# Clustering Tutorial


## _Problem Statement_

Data does not come labelled and labelling/verifying labelling is a time and resource intensive process.
Often exploratory data analysis (EDA) can be enhanced when data can be split up into similar groups.

In order, to assist with these DAML introduces a clustering method that uses data in the format of (samples, features). This can be used with images or image embeddings as long as the arrays are flattened so that they only contain 2 dimensions.

The Clusterer class is not only as a clustering algorithm based on the HDBSCAN algorithm, but also outputs outliers and duplicates.


### _When to use_

The Clusterer should be used during the EDA process, to group a dataset into clusters, to verify labeling as a quality control, to identify outliers in your dataset, to identify duplicates in your dataset.


### _What you will need_

1. A 2 dimensional dataset (samples, features). Could be a set of flattened images or image embeddings. If using images, we recommend you use image embeddings (with the feature dimension being <=1000).


## _Getting Started_

Let's import the required libraries needed to set up a minimal working example


In [None]:
try:
    import google.colab  # noqa: F401

    %pip install -q daml
except Exception:
    pass

import os

os.environ["TF_CPP_MIN_LOG_LEVEL"] = "3"

In [None]:
import matplotlib.pyplot as plt
import numpy as np
import sklearn.datasets as dsets

from daml._internal.detectors.clustering import Clusterer

## Loading in data

For the purposes of this demonstration, we are just going to create a generic set of blobs for clustering.

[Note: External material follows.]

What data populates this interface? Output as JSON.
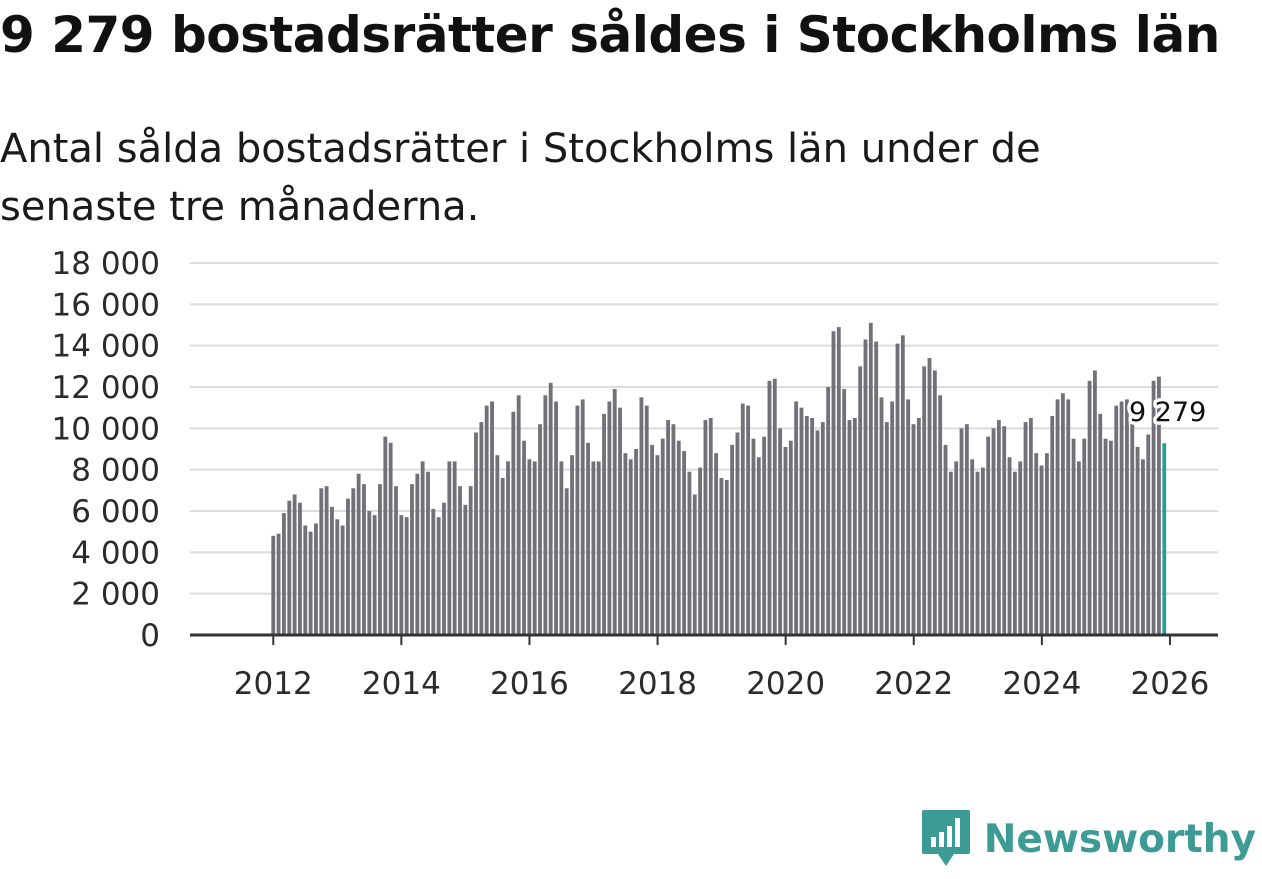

This is to help show all of the functionalities of the clusterer in one tutorial.


In [None]:
# Creating 5 clusters
test_data, labels = dsets.make_blobs(
    n_samples=100,
    centers=[(-1.5, 1.8), (-1, 3), (0.8, 2.1), (2.8, 1.5), (2.5, 3.5)],
    cluster_std=0.3,
    random_state=33,
)  # type: ignore

Because the clusterer can also detect duplicate data, we are going to modify the dataset to contain a few duplicate datapoints.


In [None]:
test_data[79] = test_data[24]
test_data[63] = test_data[58] + 1e-5
labels[79] = labels[24]
labels[63] = labels[58]

Visualizing the starting clusters


In [None]:
# Mapping from labels to colors
label_to_color = np.array(["b", "r", "g", "y", "m"])

# Translate labels to colors using vectorized operation
color_array = label_to_color[labels]

# Additional parameters for plotting
plot_kwds = {"alpha": 0.5, "s": 50, "linewidths": 0}

# Create scatter plot
plt.scatter(test_data.T[0], test_data.T[1], c=color_array, **plot_kwds)

# Annotate each point in the scatter plot
for i, (x, y) in enumerate(test_data):
    plt.annotate(str(i), (x, y), textcoords="offset points", xytext=(0, 1), ha="center")

Double checking that we got the right number of datapoints and the expected 2 dimensional shape


In [None]:
print("Number of samples: ", len(test_data))
print("Array shape:", test_data.ndim)

## Running the Clusterer

We are now ready to throw our data into the clusterer and inspect the results


In [None]:
# Initialize the clusterer
clusterer = Clusterer(test_data)

# Evaluate the data
results = clusterer.evaluate()

The results come out as a dictionary. So we are going to list out each category followed by the number of items in the category and then display those items on the line below.

For the outlier and potential outlier results, the clusterer provides a list of all points that it found to be an outlier.

For the duplicates and near duplicate results, the clusterer provides a list of sets of points which it identified as duplicates.


In [None]:
# Show results
for category, finding in results.items():
    print(f"\t{category} - {len(finding)}")
    print(finding)

We can see that there was 6 outliers and 5 potential outliers.
There was also 2 sets of duplicates and 10 sets of near duplicates.